I grew up in Guatemala City. However, I didn’t live in the same house my whole life. We moved around quite a bit as a family. We didn’t own the properties we lived in. We rented each house. The longest we lived in one house was just under eight years. I had just turned seven when we moved to Zona 8, and I was about to turn fifteen when we moved out.
The house was located in a more or less dangerous area of town. We were one block away from one of the main arteries of the city. It was was also about four blocks from the biggest market of the city, La Terminal. There were gangs and pickpocketing crews that would gather not too far from our house. I remember knowing that my siblings and I were not supposed to go beyond a certain street on our own.
The neighborhood was gritty. The concrete facades of the houses were crumbling. It was an old barrio. Some of houses were at least fifty to sixty-years-old and built with adobe bricks. The streets had potholes, and there was a little pack of stray dogs that would hang out right outside our house.
On one occasion, I remember coming out from buying some tortillas from the corner store, and I saw a group of young men chasing a teenage boy. They were yelling words I couldn’t understand. They were just far enough for me to not be able to hear with clarity. I stood there, on the street, seeing what was happening while holding piping hot tortillas inside a small kitchen towel. One of the young men involved in the incident suddenly stopped, pulled a gun out of his pocket, and opened fire in the middle of the street. It was all very quiet after the gun shots. I don’t know if he killed or wounded somebody. I couldn’t see around the corner towards where he was aiming his gun. Once everything was calm, I walked the remaining fifteen steps to the front door of my house.
My parents did a good job in keeping us safe during that season of life. They sheltered us as much as they could from the violence of our city. They couldn’t protect us from everything, though. My sister got mugged a few times coming back from school. I was chased a couple of times by thieves walking home from the bus stop. We had a few break ins while we were asleep at night. We even had a total stranger sleeping in the laundry room for who knows how long before my mother found him. He was comfortably tucked in under several blankets in the linen’s closet, just outside the door to the back patio.
My parents also made sure that we knew that the violence surrounding us was the reality for the vast majority of people in our city. In a way, my parents mapped the city with us and taught us not only where not to go. They also taught us a geography of suffering. They allowed us to see, experience, and serve along their side in the margins of our city. As a pastor, my father visited more regularly the most vulnerable families of his congregations. My mother, who was a theology scholar, made sure that the kids from our street had outlets to have fun during our school breaks. She ran VBS type of activities out of our garage for several weeks every year. We were there serving our neighbors together, loving the most vulnerable.
Now that I look in retrospect, I notice that my parents did not serve with a savior complex. I think that they knew deep down that we were also a vulnerable family.

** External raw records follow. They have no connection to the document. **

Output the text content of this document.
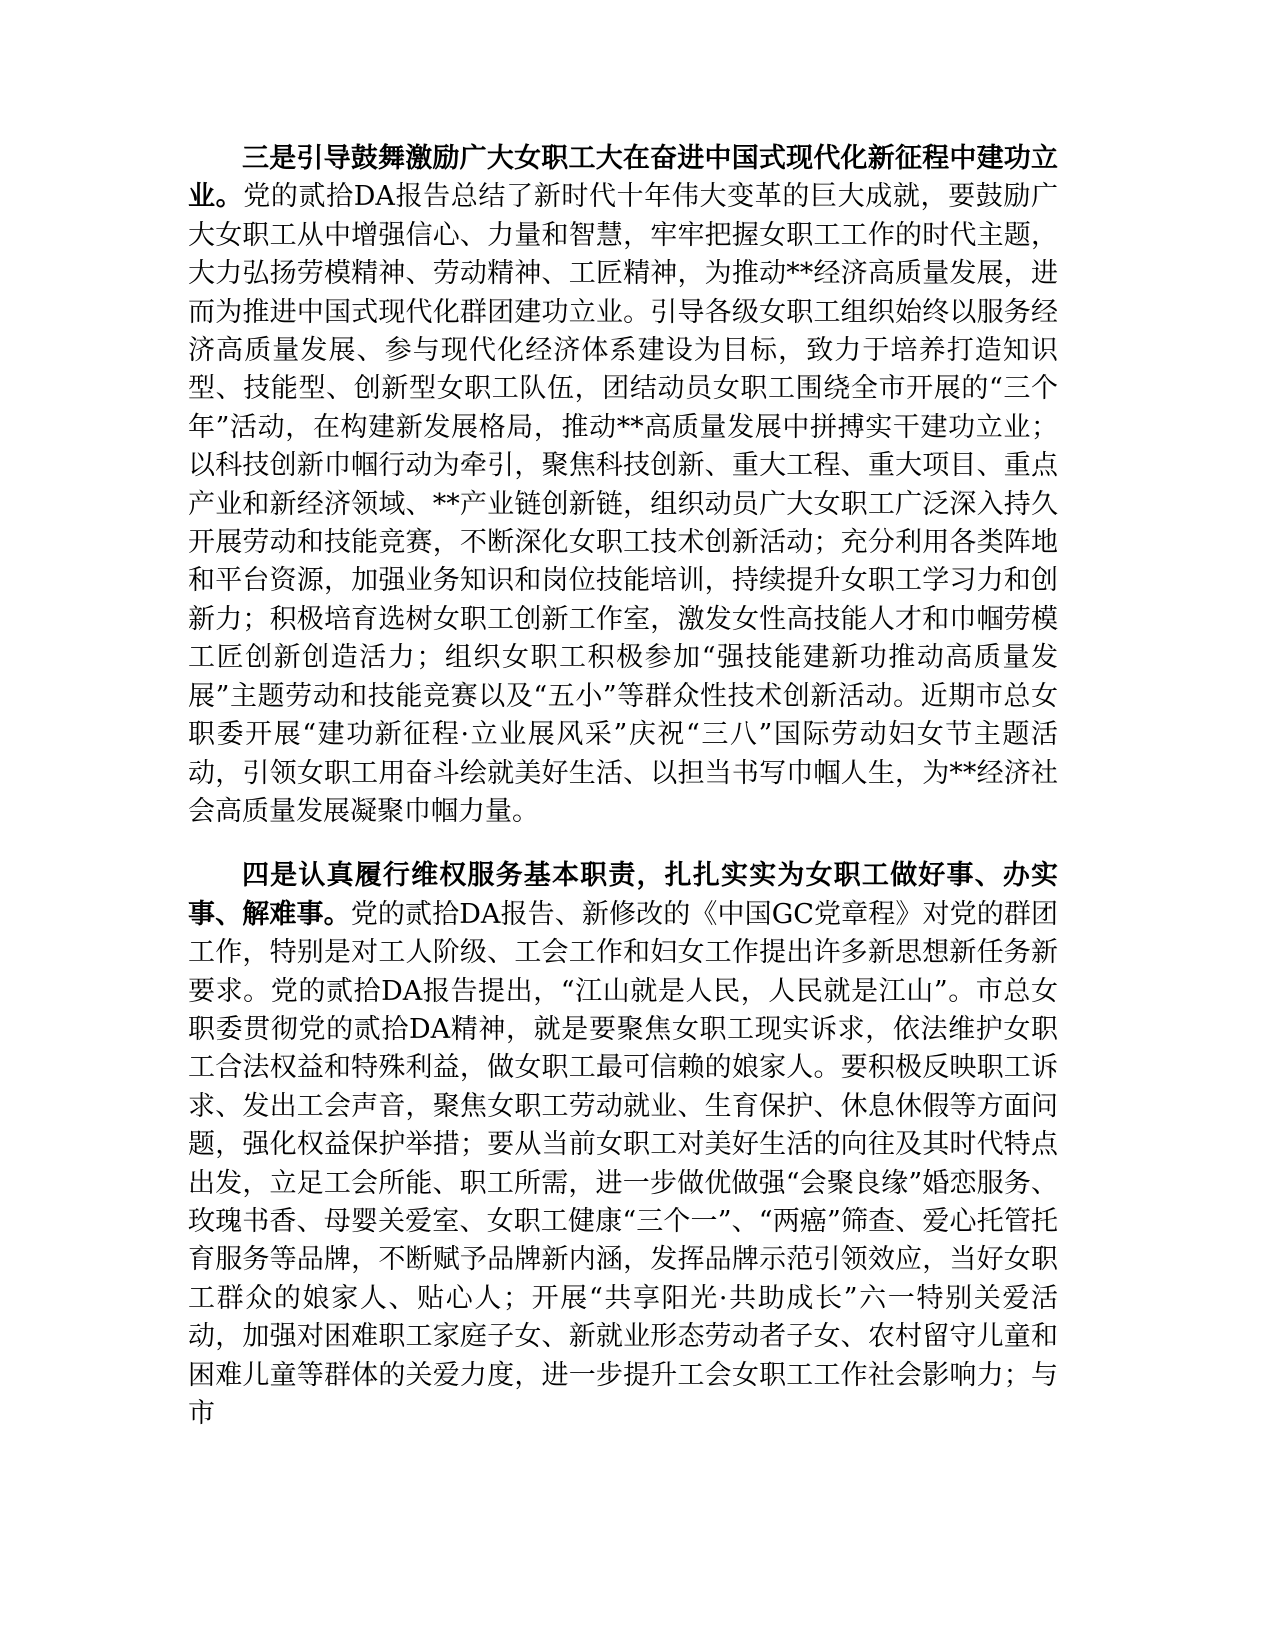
三是引导鼓舞激励广大女职工大在奋进中国式现代化新征程中建功立业。党的贰拾DA报告总结了新时代十年伟大变革的巨大成就，要鼓励广大女职工从中增强信心、力量和智慧，牢牢把握女职工工作的时代主题，大力弘扬劳模精神、劳动精神、工匠精神，为推动**经济高质量发展，进而为推进中国式现代化群团建功立业。引导各级女职工组织始终以服务经济高质量发展、参与现代化经济体系建设为目标，致力于培养打造知识型、技能型、创新型女职工队伍，团结动员女职工围绕全市开展的“三个年”活动，在构建新发展格局，推动**高质量发展中拼搏实干建功立业；以科技创新巾帼行动为牵引，聚焦科技创新、重大工程、重大项目、重点产业和新经济领域、**产业链创新链，组织动员广大女职工广泛深入持久开展劳动和技能竞赛，不断深化女职工技术创新活动；充分利用各类阵地和平台资源，加强业务知识和岗位技能培训，持续提升女职工学习力和创新力；积极培育选树女职工创新工作室，激发女性高技能人才和巾帼劳模工匠创新创造活力；组织女职工积极参加“强技能建新功推动高质量发展”主题劳动和技能竞赛以及“五小”等群众性技术创新活动。近期市总女职委开展“建功新征程·立业展风采”庆祝“三八”国际劳动妇女节主题活动，引领女职工用奋斗绘就美好生活、以担当书写巾帼人生，为**经济社会高质量发展凝聚巾帼力量。

四是认真履行维权服务基本职责，扎扎实实为女职工做好事、办实事、解难事。党的贰拾DA报告、新修改的《中国GC党章程》对党的群团工作，特别是对工人阶级、工会工作和妇女工作提出许多新思想新任务新要求。党的贰拾DA报告提出，“江山就是人民，人民就是江山”。市总女职委贯彻党的贰拾DA精神，就是要聚焦女职工现实诉求，依法维护女职工合法权益和特殊利益，做女职工最可信赖的娘家人。要积极反映职工诉求、发出工会声音，聚焦女职工劳动就业、生育保护、休息休假等方面问题，强化权益保护举措；要从当前女职工对美好生活的向往及其时代特点出发，立足工会所能、职工所需，进一步做优做强“会聚良缘”婚恋服务、玫瑰书香、母婴关爱室、女职工健康“三个一”、“两癌”筛查、爱心托管托育服务等品牌，不断赋予品牌新内涵，发挥品牌示范引领效应，当好女职工群众的娘家人、贴心人；开展“共享阳光·共助成长”六一特别关爱活动，加强对困难职工家庭子女、新就业形态劳动者子女、农村留守儿童和困难儿童等群体的关爱力度，进一步提升工会女职工工作社会影响力；与市
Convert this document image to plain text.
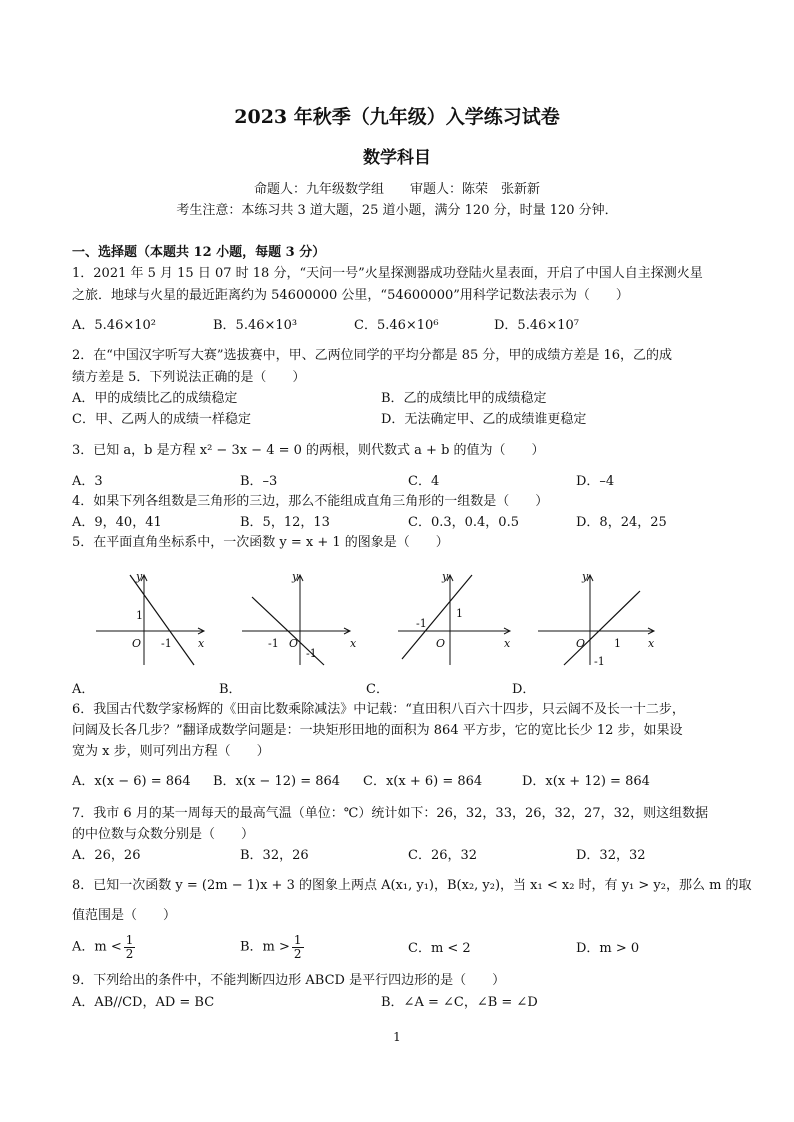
2023 年秋季（九年级）入学练习试卷
数学科目
命题人：九年级数学组　　审题人：陈荣　张新新
考生注意：本练习共 3 道大题，25 道小题，满分 120 分，时量 120 分钟．
一、选择题（本题共 12 小题，每题 3 分）
1．2021 年 5 月 15 日 07 时 18 分，“天问一号”火星探测器成功登陆火星表面，开启了中国人自主探测火星
之旅．地球与火星的最近距离约为 54600000 公里，“54600000”用科学记数法表示为（　　）
A．5.46×10²	B．5.46×10³	C．5.46×10⁶	D．5.46×10⁷
2．在“中国汉字听写大赛”选拔赛中，甲、乙两位同学的平均分都是 85 分，甲的成绩方差是 16，乙的成
绩方差是 5．下列说法正确的是（　　）
A．甲的成绩比乙的成绩稳定	B．乙的成绩比甲的成绩稳定
C．甲、乙两人的成绩一样稳定	D．无法确定甲、乙的成绩谁更稳定
3．已知 a，b 是方程 x² − 3x − 4 = 0 的两根，则代数式 a + b 的值为（　　）
A．3	B．–3	C．4	D．–4
4．如果下列各组数是三角形的三边，那么不能组成直角三角形的一组数是（　　）
A．9，40，41	B．5，12，13	C．0.3，0.4，0.5	D．8，24，25
5．在平面直角坐标系中，一次函数 y = x + 1 的图象是（　　）
y
x
O
1
-1
y
x
O
-1
-1
y
x
O
1
-1
y
x
O	1
-1
A．	B．	C．	D．
6．我国古代数学家杨辉的《田亩比数乘除减法》中记载：“直田积八百六十四步，只云阔不及长一十二步，
问阔及长各几步？”翻译成数学问题是：一块矩形田地的面积为 864 平方步，它的宽比长少 12 步，如果设
宽为 x 步，则可列出方程（　　）
A．x(x − 6) = 864 B．x(x − 12) = 864 C．x(x + 6) = 864	D．x(x + 12) = 864
7．我市 6 月的某一周每天的最高气温（单位：℃）统计如下：26，32，33，26，32，27，32，则这组数据
的中位数与众数分别是（　　）
A．26，26	B．32，26	C．26，32	D．32，32
8．已知一次函数 y = (2m − 1)x + 3 的图象上两点 A(x₁, y₁)，B(x₂, y₂)，当 x₁ < x₂ 时，有 y₁ > y₂，那么 m 的取
值范围是（　　）
A．$m < \frac{1}{2}$	B．$m > \frac{1}{2}$	C．m < 2	D．m > 0
9．下列给出的条件中，不能判断四边形 ABCD 是平行四边形的是（　　）
A．AB//CD，AD = BC	B．∠A = ∠C，∠B = ∠D
1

We did not have medical insurance, we lived paycheck to paycheck, and we experienced violence and disffunction in our home. We walked the razor’s edge between being low-income and loosing everything. But even with all of their imperfections and trauma, my parents planted the seeds that would later flourish in me as class consciousness, loving and serving with people living in poverty, and believing that God reveals Godself in the face of the most vulnerable in our communities.
Remembering this things is making think about how we see our city, how we experience our communities, and how we serve our neighbors. This has inspired me to think and write another short series of essays, in which I will engage the mapping of our cities. We will map the hurt, hope, and heart of our communities. In doing so, I will connect stories, sociology, and theology in a way that will make each essay an interdisciplinary exercise. That is to say that I will bring ideas form different contexts and weave them together in each piece. At the end of each essay, I will leave a couple of questions so we can reflect together in a way that I hope will foster communal action, reflection, and discernment. Hopefully, that will liberate us to love our city and seek its peace.
Reflection Questions
What do you love the most about your city?
What do you dislike about your city?
Where do you see God in your city?
It can be difficult to see the positive in our upbringings--but you did a beautiful job finding God's leading through your parents. Thank you for sharing this.
Answers to Reflection Questions:
What do you love the most about your city?
I love the rise in diversity and seeing different people experience the same struggle in different languages and contexts and responding relatively the same even though they don't know it.
What do you dislike about your city?
It stinks of religion--it's not a loud obnoxious smell but a quiet undertone that makes you wrinkle your nose ever so much and keeps you quiet; a stale smell that if anyone raises a question towards it nobody else claims to smell it.
Where do you see God in your city?
I see God in the bodies of my neighbours and the shoppers and friends. In the offer to allow someone to skip a que, or offering up their spare change to the elderly woman who is 6p short for her shop. I see God in quiet catch-up conversations and in people witnessing one another's humanity.
Thank you for responding to the questions. I love seeing the different ways in which you see your city. Thanks for sharing.